The government would argue that ensuring equitable income distribution is the only sure-fire way of keeping
Malaysia stable and avoiding a return to the times when racial tension erupted into violence. But without economic growth, there can be no redistribution of wealth. If Malaysia turns too readily to affirmative action it runs a risk of creating a workforce that falls down in the face of more competition-driven economies. In short, Malaysia, can’t expect to be competitive in external markets if it is protectionist in the domestic market.

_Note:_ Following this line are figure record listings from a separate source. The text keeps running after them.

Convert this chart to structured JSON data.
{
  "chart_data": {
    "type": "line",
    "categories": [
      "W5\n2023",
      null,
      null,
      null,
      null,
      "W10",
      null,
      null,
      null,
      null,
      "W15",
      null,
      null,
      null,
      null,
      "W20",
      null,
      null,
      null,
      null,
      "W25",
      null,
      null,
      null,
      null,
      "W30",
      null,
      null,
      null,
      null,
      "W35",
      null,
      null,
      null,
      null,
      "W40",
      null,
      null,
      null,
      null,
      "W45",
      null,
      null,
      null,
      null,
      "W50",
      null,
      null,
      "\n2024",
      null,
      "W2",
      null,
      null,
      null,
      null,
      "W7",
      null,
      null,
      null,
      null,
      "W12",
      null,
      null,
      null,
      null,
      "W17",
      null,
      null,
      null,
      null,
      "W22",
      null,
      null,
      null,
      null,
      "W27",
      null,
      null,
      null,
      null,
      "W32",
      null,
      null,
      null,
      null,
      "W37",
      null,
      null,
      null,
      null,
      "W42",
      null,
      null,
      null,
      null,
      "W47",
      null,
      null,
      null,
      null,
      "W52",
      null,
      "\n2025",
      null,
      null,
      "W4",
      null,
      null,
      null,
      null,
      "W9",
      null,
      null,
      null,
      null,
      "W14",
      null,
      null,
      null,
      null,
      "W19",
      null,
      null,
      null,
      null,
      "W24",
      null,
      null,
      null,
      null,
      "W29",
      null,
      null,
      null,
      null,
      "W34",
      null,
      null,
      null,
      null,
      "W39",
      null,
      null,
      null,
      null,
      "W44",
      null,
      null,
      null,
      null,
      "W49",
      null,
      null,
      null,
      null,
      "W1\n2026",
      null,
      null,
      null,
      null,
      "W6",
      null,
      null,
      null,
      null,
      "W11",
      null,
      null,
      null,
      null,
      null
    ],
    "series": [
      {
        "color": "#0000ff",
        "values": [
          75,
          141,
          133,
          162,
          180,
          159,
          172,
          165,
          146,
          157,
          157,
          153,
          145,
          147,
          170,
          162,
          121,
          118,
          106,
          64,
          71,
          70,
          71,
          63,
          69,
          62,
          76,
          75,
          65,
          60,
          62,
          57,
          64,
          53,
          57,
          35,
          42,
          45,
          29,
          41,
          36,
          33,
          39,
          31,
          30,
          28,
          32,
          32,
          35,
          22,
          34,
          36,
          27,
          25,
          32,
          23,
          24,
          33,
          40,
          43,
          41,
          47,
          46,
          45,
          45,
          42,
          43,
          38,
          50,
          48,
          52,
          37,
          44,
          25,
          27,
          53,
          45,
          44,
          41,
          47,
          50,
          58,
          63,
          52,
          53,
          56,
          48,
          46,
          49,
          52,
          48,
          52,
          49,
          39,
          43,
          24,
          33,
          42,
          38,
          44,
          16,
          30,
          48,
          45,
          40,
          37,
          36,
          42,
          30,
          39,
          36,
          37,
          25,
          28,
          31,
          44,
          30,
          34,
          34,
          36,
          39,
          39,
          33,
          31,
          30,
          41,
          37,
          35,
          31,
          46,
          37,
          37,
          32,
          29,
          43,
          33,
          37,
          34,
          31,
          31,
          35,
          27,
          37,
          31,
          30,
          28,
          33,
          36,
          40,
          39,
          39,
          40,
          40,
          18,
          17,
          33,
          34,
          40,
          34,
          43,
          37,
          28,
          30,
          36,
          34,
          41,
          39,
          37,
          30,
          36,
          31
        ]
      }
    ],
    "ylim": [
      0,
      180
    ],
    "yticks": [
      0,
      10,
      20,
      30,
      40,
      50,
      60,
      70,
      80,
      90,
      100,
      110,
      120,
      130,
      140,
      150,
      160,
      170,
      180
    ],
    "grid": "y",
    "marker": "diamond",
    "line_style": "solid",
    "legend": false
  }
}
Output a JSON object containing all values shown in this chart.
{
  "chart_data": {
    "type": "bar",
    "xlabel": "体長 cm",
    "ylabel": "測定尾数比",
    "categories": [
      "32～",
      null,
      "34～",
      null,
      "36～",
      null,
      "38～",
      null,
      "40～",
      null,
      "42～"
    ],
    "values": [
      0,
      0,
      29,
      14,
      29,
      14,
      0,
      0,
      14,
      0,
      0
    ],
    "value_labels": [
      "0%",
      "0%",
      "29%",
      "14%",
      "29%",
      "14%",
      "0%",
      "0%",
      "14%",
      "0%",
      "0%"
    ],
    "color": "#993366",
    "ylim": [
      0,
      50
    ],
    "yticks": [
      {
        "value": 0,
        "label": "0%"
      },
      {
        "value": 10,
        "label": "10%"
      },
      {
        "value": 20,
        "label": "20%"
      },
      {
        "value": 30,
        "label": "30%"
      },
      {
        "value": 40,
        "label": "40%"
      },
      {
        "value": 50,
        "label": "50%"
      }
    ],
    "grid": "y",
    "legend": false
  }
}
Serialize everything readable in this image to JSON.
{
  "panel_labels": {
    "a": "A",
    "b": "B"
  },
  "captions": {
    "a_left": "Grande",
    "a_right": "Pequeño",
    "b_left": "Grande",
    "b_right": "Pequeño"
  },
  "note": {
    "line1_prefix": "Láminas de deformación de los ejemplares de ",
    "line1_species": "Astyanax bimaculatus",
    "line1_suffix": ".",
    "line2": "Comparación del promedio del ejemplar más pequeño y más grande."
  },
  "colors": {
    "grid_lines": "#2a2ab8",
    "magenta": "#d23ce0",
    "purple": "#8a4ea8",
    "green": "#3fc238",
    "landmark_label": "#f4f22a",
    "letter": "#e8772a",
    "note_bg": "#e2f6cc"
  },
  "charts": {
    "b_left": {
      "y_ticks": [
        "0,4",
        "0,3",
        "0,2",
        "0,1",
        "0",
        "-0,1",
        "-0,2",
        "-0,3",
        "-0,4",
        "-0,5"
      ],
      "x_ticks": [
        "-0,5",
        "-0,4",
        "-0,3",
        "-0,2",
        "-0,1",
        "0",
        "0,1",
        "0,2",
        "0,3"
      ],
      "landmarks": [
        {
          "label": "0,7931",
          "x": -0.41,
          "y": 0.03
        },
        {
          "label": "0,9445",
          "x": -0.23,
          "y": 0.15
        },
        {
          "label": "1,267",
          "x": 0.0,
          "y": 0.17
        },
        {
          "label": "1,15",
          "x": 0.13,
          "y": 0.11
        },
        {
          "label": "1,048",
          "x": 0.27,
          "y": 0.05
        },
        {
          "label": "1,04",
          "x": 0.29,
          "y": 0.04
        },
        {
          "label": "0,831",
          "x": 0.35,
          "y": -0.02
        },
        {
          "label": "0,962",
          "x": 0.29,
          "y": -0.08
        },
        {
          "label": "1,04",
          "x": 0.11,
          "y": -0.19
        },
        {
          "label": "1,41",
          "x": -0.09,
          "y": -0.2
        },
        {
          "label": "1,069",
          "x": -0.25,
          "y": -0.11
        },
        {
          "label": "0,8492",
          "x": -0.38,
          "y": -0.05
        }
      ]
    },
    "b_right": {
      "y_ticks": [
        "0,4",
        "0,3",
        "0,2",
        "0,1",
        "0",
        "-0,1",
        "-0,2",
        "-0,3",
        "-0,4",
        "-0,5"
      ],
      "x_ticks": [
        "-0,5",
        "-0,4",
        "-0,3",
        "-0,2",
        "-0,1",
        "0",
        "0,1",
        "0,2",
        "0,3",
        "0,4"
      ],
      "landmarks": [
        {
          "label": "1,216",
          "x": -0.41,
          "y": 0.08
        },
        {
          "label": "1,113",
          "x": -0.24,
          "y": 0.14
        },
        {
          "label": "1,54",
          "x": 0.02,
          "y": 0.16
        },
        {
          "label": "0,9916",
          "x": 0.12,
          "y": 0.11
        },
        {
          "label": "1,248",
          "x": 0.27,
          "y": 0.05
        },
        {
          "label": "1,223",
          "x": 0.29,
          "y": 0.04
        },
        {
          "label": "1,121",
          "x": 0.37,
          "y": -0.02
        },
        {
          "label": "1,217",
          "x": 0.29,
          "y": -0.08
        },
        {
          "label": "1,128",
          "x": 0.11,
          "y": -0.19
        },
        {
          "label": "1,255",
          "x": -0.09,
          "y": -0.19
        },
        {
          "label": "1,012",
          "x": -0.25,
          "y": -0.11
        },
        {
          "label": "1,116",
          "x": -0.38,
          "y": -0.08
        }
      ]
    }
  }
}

Proponents of “reading between the lines” caution against taking Mr. Abdullah’s bumiputra stance too literally. Instead, they point to the emphasis on morals, ethics and integrity. This, some say, is a subtle hint to segments of the Malay population that might see themselves losing out—letting them know they must fend for themselves if they wish to partake of the benefits of growth. Some interpret the plan as a call to the bumiputras to take greater responsibility for themselves, and say that in a very quiet way the plan offers hope that the government is prepared to, if not abandon, at least tone down
affirmative action.

However, this sounds a lot like wishful thinking, and the main flaw of the plan remains the tension between aspirations to first-world thinking and an unwillingness to take the painful steps to create an open, vibrant and competitive
Malaysia. “We keep telling the
government that the space for affirmative action is getting more and more limited
,” says Mr. Ariff of MERI. “We can’t do things that we could do in the 1970s and 1980s in the 21st century.”

Mr. Abdullah’s success in office could be harmed by the schizophrenic nature of the plan. On the one hand, the prime minister wants to build a
Malaysia that is able to stand on its own feet and meet the challenges of a rising China. On the other hand, he is hanging on to some of the old—and politically popular—ways of protecting the bumiputras.

The Proof is in the Implementation

Even if the tension between change and political inertia could be resolved—and this is unlikely given that abandoning affirmative action would invite political turmoil at the grass-roots—there are a host of other challenges if the plan is to succeed. First, Mr. Abdullah needs to win people over to his vision. The
prime minister seems popular and
the tirades from Mr. Mahathir will probably serve him well. Malaysians seem to find the former prime minister’s antics tiresome. However, Mr. Abdullah will not be able to capitalize on the outbursts for long—sooner or later he will need to
provide meaningful answers. As it stands, his administration will have to sell his ideas—a task made all the more difficult by the vague, touchy-feely bits in the plan.

Second, Mr. Abdullah needs to cement support from his party, UMNO, by addressing the issues raised by Mr. Mahathir and dispelling rumors that it’s only a matter of time before Mr. Abdullah is replaced. Third, the civil service has the potential to make or break any plan to overhaul the economy. With a shift to investment in people, many wonder if the government and its civil service will even know where to start. Anticipating such claims, a substantial part of the 9MP is devoted to addressing “public-service delivery” issues.

For Mr. Razak of MSRC, timing is of utmost importance. “If after one year of the 9MP there’s no change, then it’s time to do something drastic,” he says. But he is unsure that Mr. Abdullah can pull it off. “[Mr.] Abdullah is a product of the system,” he says. “I am not sure to what extent he can break the mold and think outside of the box.”
But having a plan without the proper implementation processes in place would seem to be a classic case of putting the cart before the horse.